To some extent, the Supreme Court’s comments about statistical evidence were rather wide of there mark. The 78% statistic was based upon a high level of generality, namely all cases, without regard for the size of the radiographically discovered lesion, the manner of discovery (CXR versus CT), presence or absence of hilar pathology, or group or individual’s smoking status. In the context of the facts of the case, however, the trial court clearly had a factual basis for resisting the application of the group statistic (78% fortuitously discovered tumors were Stage I with 70% five-year survival).

The Canadian Supreme Court seems to have navigated these probabilistic waters fairly adeptly, although the majority opinion contains broad brush generalities and inaccuracies, which will, no doubt, show up in future lower court cases. For instance:

This is because the law requires proof of causation only on a balance of probabilities, whereas scientific or medical experts often require a higher degree of certainty before drawing conclusions on causation (p. 330). Simply put, scientific causation and factual causation for legal purposes are two different things.”

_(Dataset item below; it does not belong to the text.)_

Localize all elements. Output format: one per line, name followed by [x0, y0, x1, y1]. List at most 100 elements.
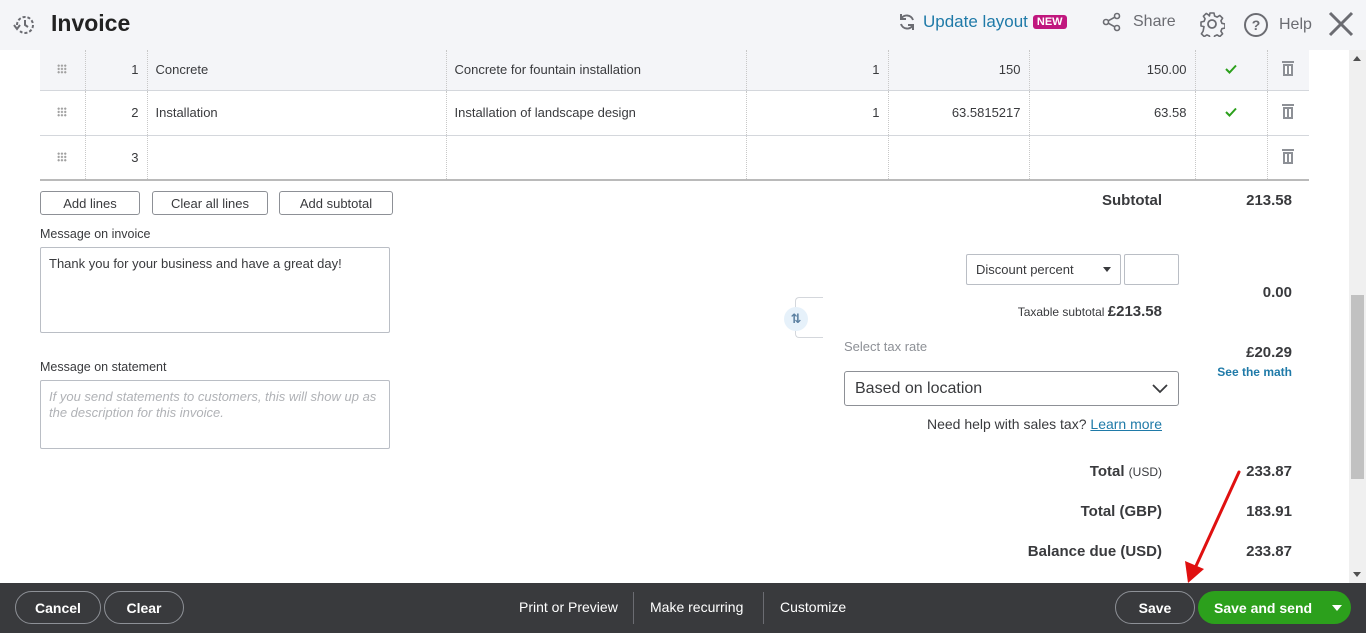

Benhaim at 24, 47. The Court cited legal precedent for its observation, and not any scientific treatises. And then, the Supreme Court suggested that all one needs to prevail in a tort case in Canada is a medical expert witness who speculates:

Trial judges are empowered to make legal determinations even where medical experts are not able to express an opinion with certainty.

Benhaim at 37, 72Clearly dictum on the facts of Benhaim, but it seems that judges in Canada are like those in the United States. Black robes empower them to do what mere scientists could not do. If we were to ignore the holding of Benhaim, we might think that all one needs in Canada is a medical expert who speculates.